TAMPA — The University of South Florida graduate who was acquitted of federal explosives charges in 2009 is now asking a judge to rule whether a delayed decision to deny him citizenship should stand.
Youssef Megahed first applied to become a U.S. citizen in 2007. By December 2011, more than a year after immigration officials interviewed him, a decision hadn't been reached, said his attorney, Charles Kuck.
Megahed filed a federal lawsuit in December to force an answer. A few weeks later, U.S. Citizenship and Immigration Services denied his application, Kuck said.
In denying Megahed's application, officials cited his failure to establish himself as a "good moral character," Kuck said.
Because the decision took more than the 120 days allowed by law for immigration officials to make a decision after interviewing an applicant, Megahed is asking a federal judge to overrule the decision, Kuck said. "We are waiting on a federal judge to say whether he will allow the decision to stand or if he will make a different decision," Kuck said. "We believe, ultimately, we will be successful."
Besides the delayed decision, Kuck said, there were problems with the decision process. Megahed was questioned for more than 10 hours, Kuck said, but officials based their decision on only a small part of it.

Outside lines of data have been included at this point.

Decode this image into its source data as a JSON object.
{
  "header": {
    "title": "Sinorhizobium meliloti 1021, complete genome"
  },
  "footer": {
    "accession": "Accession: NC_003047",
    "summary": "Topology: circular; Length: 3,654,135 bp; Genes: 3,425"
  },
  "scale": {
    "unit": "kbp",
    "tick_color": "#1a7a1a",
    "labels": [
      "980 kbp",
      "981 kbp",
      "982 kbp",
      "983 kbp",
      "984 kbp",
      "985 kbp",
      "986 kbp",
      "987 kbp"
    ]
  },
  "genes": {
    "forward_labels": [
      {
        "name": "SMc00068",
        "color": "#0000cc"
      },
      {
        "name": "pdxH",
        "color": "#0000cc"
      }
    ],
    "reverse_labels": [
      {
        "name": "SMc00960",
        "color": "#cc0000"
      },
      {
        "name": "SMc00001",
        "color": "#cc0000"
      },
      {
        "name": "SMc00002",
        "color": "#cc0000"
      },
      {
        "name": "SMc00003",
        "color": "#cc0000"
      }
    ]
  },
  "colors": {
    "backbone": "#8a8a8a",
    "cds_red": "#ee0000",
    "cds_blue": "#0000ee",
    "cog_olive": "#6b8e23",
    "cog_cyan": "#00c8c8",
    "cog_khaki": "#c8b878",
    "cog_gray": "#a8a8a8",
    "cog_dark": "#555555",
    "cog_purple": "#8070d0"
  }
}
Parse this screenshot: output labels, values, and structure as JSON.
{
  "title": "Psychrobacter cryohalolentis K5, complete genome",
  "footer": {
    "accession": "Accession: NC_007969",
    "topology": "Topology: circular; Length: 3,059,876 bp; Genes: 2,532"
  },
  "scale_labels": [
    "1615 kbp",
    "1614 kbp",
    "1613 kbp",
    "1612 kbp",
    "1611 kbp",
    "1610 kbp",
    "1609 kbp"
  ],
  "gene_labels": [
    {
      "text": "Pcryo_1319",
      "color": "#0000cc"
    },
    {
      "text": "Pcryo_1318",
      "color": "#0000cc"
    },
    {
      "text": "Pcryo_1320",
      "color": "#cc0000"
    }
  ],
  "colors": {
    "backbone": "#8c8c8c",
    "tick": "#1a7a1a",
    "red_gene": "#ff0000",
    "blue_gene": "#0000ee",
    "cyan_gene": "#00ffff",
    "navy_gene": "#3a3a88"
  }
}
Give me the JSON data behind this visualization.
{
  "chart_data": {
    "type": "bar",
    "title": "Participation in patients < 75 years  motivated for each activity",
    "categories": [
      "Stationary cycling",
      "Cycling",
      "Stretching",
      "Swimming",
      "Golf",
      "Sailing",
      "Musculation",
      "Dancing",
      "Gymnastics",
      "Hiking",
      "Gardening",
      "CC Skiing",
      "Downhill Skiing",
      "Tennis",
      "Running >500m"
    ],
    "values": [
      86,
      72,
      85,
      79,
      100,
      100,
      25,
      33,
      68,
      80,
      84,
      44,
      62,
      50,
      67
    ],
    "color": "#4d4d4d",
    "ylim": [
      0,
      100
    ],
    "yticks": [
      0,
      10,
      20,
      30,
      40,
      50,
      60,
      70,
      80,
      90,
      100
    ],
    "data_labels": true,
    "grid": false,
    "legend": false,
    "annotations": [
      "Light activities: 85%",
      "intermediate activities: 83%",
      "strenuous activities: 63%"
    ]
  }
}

Megahed was arrested in August 2007 along with USF student Ahmed Mohamed in South Carolina. Mohamed was pulled over for speeding, and authorities found PVC pipes filled with potassium nitrate mixture in his trunk. He said they were sugar rockets.
Megahed was charged with illegal transportation of explosive materials and possession of a destructive device. Neither man was convicted on those charges, but Mohamed received a 15-year sentence after an FBI investigation found he posted an Internet video showing how to make a toy car's remote control into a detonator.
After his April 2009 acquittal, Megahed was rearrested for a deportation hearing and later released. His family gained citizenship in 2009. The lawsuit requesting a decision and now questioning the validity of the Egyptian national's citizenship decision was filed against the U.S. attorney general, secretary of Homeland Security, FBI director, and the U.S. Bureau of Citizenship and Immigration Service's national director and Tampa field office director.
Times researcher Tim Rozgonyi contributed to this report.